STA22 Statistics

Project: The project is your independent research and data analysis based on either primary (you collect your own) data or use some existing data. You are to design the study, collect the data (or use some existing data), analyze the data, draw appropriate conclusions, and document your study in a carefully written report.

 It is important that you decide on an objective (ie. some question of interest that can be studied with a statistical investigation) and then find or generate the appropriate data to answer the question. Finding a nice clean data set and then making up a question is not recommended and will seriously impact your grade.  Use of data sets that accompany the current textbook or other books should not be used. Use of “canned” data  sets from the internet such as KAGGLE,  UCI Machine Learning , etc are not recommended. Your grade will consider the originality of the data. You may lose up to 3 points (out of 25) for using one of those data sets.

 Reports or papers are preferred over power-point presentations, posters or other forms of presentation.  Computer files are not acceptable. See below for some guidelines on the organization of the final report.

One possible plan (but, not necessarily the only one) Start with some hypothesis, conjecture or claim. The claim might be yours or someone else's (for example: a manufacturer that claims their product lasts longer than that of a competitor). Figure out the best way to test this claim. The first step might be to figure out the correct response(s) to measure (ordinal, nominal, interval, ratio, discrete, continuous). Decide on a plan of attack, which might include doing an observational study or a designed experiment. The data to put your claim to a test might be available somewhere (on the Internet?) or you may have to collect it yourself. If you collect the data yourself, decide on an appropriate method of collection (random sample, cluster sample, etc.) and an appropriate sample size. Justify the method you used and the sample size selected. Determine the appropriate analyses to test the claim. Use of descriptive statistics is a good start but use of statistical inference (confidence intervals, hypothesis testing, etc.) should be considered a requirement. Use of more advanced analyses and specifically the techniques covered in this class should be considered. Use of elementary statistics (like t-tests, chi-square, simple regression, etc) might be an indication that your project idea lacks sufficient complexity to be considered for a high grade. Carefully complete the analysis. Draw an appropriate conclusion and carefully document what you did and your conclusions. It may also be appropriate to comment on lessons learned and potential improvements if the study was to be repeated (what you might do differently) Projects will be ranked using the criteria shown below. The instructor reserves the right to grant extra credit for a truly exceptional project (rarely done) and to give a failing grade to extremely poor projects.

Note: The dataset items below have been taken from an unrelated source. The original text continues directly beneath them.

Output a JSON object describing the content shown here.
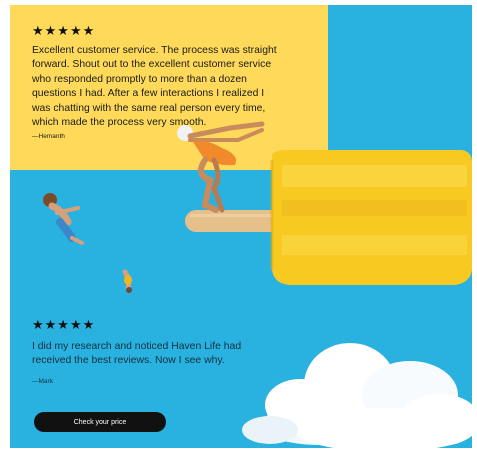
{
  "testimonials": [
    {
      "stars": "★★★★★",
      "text": "Excellent customer service. The process was straight forward. Shout out to the excellent customer service who responded promptly to more than a dozen questions I had. After a few interactions I realized I was chatting with the same real person every time, which made the process very smooth.",
      "author": "—Hemanth"
    },
    {
      "stars": "★★★★★",
      "text": "I did my research and noticed Haven Life had received the best reviews. Now I see why.",
      "author": "—Mark"
    }
  ],
  "cta": {
    "label": "Check your price"
  },
  "colors": {
    "sky": "#29b1e0",
    "panel": "#ffda5a",
    "popsicle": "#f7c921",
    "stick": "#e6c08a",
    "button": "#111111"
  },
  "icons": [
    "star-icon",
    "popsicle-illustration",
    "diver-figure",
    "child-figure",
    "cloud-illustration"
  ]
}
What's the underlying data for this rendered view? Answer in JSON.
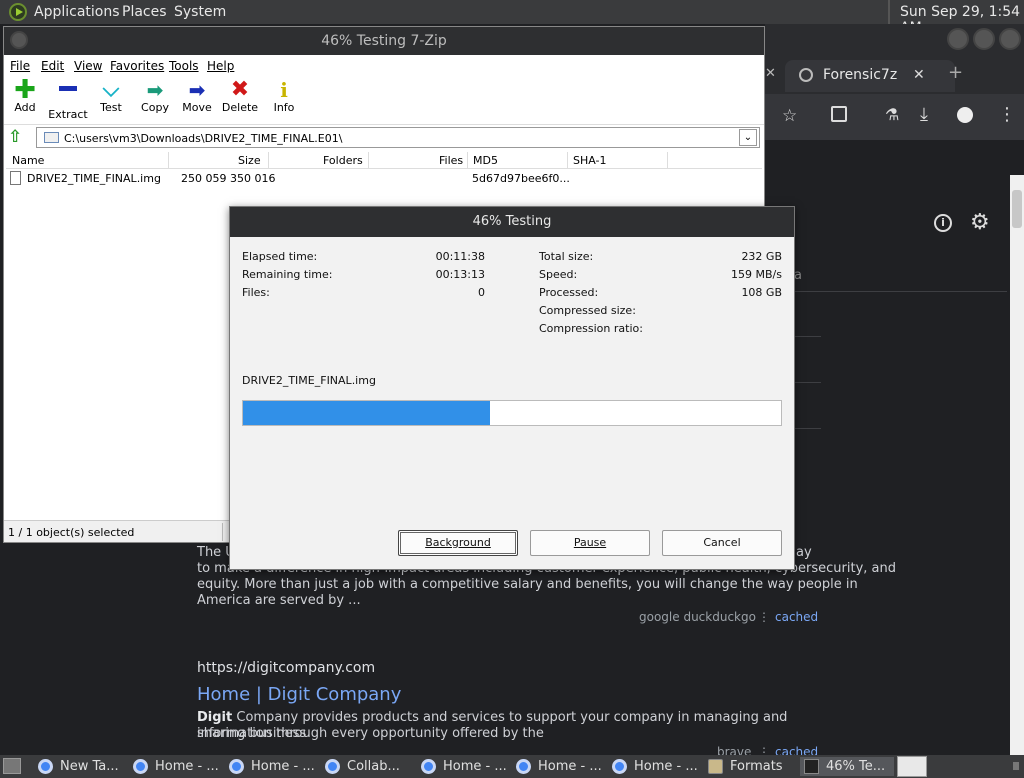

Projects should be done independently. Projects involving collaboration between two or more people will NOT be accepted this semester.

Criteria for a "good" Project

  • Clear statement of the problem (what is the claim? What are you trying to demonstrate?)
  • Relevance of the problem to real life (why should anyone care?)
  • Uniqueness/Originality
  • Clear statement of conclusions (what's the bottom line? what's the decision?)